Tuesday, September 29, 2009

Semirme: False & Anoreksi: True


Semirmis bir ailenin aile fotograflarina bakiyorum Flickr'dan. Nasil onume dustugunden haberim yok. Zaten bu networkinge akil sir erdiremiyorum. Ne kadar kacsam o kadar kovaliyorlar beni. O kadar sikildim ki herkesin birbirini tanimasindan, ama az ama cok herkesin birbiri hakkinda kanaatkar olmasindan. Tumuyle bu pespayeligin icinden siyrilmak icin sehir hayatini terketmek gerekiyor. En uzak durmaya calisani bile vuruyorsa, bu virus gibi yayilmistir. Bu tanismacilik, bu her boku bilmecilik, bu herkesle konneksinlamacilik bana buhrandan baska birsey getirmedi bugune kadar. Varsa yoksa kimlik telasi, ad san soy sop, o onun nesi bu bununla kac kere yatti, iliskiye girerken secere dökümüne göre hareket eden sefiller. Nüvesinden, kumasindan, ipliginden yapilan o rezalet ötesi cikarimlar.
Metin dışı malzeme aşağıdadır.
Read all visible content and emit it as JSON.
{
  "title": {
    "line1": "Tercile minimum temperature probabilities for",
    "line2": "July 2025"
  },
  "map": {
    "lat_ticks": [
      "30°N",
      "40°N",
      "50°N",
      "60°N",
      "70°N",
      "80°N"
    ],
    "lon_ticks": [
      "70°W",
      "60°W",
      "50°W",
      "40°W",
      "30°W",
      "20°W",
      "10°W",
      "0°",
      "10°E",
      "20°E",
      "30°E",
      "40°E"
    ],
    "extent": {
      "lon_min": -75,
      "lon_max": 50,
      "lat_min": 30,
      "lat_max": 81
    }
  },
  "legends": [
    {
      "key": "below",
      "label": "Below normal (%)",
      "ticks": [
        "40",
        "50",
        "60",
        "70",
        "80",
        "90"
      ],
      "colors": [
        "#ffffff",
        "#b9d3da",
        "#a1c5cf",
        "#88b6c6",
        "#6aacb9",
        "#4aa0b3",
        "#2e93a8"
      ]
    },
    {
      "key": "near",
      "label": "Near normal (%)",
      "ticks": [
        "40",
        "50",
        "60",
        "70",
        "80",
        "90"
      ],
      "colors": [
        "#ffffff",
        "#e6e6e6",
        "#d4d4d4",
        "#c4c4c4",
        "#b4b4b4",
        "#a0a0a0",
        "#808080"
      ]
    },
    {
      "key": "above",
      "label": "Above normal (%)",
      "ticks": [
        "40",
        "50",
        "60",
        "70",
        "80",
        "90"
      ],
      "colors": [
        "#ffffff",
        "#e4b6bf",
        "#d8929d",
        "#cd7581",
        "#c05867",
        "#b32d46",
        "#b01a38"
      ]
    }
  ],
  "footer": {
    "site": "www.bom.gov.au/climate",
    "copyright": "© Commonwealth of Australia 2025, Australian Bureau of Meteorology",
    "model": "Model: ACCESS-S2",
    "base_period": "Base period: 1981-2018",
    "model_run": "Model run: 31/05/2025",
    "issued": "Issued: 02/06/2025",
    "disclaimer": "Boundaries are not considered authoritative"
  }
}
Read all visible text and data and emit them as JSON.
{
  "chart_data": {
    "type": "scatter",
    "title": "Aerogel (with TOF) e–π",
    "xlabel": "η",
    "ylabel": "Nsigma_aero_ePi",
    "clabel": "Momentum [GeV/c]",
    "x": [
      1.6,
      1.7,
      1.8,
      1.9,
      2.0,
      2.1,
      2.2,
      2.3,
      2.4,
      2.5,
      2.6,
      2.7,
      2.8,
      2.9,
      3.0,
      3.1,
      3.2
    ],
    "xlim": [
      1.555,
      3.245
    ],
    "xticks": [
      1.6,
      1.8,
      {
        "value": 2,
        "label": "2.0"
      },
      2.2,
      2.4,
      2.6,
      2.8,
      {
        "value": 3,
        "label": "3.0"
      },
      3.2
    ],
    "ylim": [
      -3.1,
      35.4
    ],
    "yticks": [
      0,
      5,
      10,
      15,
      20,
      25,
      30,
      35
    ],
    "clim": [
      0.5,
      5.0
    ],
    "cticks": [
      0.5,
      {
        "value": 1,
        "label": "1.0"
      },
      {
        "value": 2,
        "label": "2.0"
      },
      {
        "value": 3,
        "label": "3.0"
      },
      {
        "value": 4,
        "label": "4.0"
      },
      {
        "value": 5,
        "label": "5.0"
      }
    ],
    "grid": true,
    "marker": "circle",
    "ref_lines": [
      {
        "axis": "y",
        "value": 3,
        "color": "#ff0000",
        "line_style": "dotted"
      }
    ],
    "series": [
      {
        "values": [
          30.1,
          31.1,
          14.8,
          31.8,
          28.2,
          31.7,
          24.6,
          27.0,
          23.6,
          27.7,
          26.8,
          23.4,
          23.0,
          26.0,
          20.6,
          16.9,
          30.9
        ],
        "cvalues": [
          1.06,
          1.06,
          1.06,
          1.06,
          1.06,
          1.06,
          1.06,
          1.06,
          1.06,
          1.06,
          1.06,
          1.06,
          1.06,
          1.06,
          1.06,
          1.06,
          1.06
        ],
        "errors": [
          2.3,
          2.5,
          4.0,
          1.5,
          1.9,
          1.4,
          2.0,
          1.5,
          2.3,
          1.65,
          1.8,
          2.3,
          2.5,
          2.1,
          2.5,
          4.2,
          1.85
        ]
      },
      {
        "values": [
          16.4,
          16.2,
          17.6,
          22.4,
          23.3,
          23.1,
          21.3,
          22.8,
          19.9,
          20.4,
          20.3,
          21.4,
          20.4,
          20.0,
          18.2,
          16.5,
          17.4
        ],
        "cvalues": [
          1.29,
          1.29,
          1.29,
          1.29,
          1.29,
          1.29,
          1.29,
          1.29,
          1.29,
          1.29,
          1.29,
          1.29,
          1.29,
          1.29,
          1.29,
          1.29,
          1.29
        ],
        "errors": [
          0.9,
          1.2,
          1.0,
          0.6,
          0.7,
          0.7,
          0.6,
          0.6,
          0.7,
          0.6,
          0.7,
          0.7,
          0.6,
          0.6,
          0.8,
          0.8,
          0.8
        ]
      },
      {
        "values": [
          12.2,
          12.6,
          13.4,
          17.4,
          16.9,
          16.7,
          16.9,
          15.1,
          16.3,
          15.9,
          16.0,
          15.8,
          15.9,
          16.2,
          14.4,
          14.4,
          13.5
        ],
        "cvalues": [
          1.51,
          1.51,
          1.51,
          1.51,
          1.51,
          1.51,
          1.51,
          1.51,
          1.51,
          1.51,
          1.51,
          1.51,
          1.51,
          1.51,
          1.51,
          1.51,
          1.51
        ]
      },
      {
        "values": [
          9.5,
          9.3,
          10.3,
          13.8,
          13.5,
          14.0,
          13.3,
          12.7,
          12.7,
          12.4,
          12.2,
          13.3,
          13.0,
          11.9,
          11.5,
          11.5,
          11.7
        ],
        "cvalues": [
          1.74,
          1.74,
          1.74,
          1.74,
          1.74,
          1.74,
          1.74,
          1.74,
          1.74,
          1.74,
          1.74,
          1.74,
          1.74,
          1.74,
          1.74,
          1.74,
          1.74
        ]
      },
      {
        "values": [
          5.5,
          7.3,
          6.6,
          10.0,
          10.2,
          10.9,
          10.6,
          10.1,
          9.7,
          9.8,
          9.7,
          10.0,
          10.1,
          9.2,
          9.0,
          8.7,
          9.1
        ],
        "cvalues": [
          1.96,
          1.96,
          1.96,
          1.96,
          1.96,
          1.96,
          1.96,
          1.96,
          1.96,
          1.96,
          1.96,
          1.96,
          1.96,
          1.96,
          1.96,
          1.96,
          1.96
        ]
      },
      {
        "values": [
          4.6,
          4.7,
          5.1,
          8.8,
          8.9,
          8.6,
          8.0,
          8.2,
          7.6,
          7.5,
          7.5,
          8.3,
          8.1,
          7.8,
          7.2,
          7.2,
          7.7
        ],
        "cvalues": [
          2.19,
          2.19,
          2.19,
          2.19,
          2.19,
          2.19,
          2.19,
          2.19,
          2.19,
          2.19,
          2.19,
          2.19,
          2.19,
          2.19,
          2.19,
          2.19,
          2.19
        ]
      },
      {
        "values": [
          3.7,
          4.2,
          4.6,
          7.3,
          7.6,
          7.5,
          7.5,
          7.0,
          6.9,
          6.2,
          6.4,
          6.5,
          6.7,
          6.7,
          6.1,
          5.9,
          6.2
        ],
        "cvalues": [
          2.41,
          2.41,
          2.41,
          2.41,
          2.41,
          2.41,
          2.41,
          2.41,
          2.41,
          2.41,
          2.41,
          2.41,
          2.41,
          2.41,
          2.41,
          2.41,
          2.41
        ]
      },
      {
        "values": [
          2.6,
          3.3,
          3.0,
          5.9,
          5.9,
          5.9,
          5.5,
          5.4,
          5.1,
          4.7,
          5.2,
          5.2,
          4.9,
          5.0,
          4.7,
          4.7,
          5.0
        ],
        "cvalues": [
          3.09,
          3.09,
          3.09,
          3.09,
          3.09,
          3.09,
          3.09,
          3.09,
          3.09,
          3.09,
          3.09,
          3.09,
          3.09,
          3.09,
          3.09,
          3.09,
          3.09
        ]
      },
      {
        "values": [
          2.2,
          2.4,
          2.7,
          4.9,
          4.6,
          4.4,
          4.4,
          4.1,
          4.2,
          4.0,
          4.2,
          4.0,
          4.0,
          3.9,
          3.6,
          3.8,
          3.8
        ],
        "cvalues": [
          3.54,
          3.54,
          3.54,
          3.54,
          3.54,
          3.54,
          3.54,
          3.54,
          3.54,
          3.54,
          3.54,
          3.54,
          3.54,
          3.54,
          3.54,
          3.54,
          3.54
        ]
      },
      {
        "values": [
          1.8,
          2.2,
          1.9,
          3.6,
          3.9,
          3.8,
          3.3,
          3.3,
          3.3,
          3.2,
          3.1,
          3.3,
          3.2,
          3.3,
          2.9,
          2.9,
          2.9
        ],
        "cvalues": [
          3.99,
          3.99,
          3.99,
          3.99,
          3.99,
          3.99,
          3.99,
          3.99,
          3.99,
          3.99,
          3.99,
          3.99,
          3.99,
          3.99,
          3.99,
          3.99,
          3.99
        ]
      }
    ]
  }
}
O garip kahvehane dedikodulari, o igrenc laflar. Zannediliyor ki kulaklara erismez. Kimin yataginda ne anlattigina cok emin olacaksin bu alemde. Dijital teknolojisi var, arsivleyicisi var, videosu var, sesi var, dokumanlisi var. Gel gör ki böyle gidersek, ilerdeki bir kac dügünde toplu katliam arzediyorum, öneriyorum, görüyorum, biliyorum:

- Bu gocuk kimin? Bu kaban kimin? Bu ayazda acikta kalan pürüssüz kimin?

Ne kadar hiyar bir ailen var diyemedim.
Ömrünüz köpek gibi calisip, calistiklarinizla aldiklarinizi gösterme telasi ile geciyor.
Nasil kactim bilemiyorum da. Sagligima duaci varmis, ciksin ortaya...
Ustelik icinde yasadigim toplumun sefilligini goremiyecegim de nerenin görecegim allahaskina, rica ederim.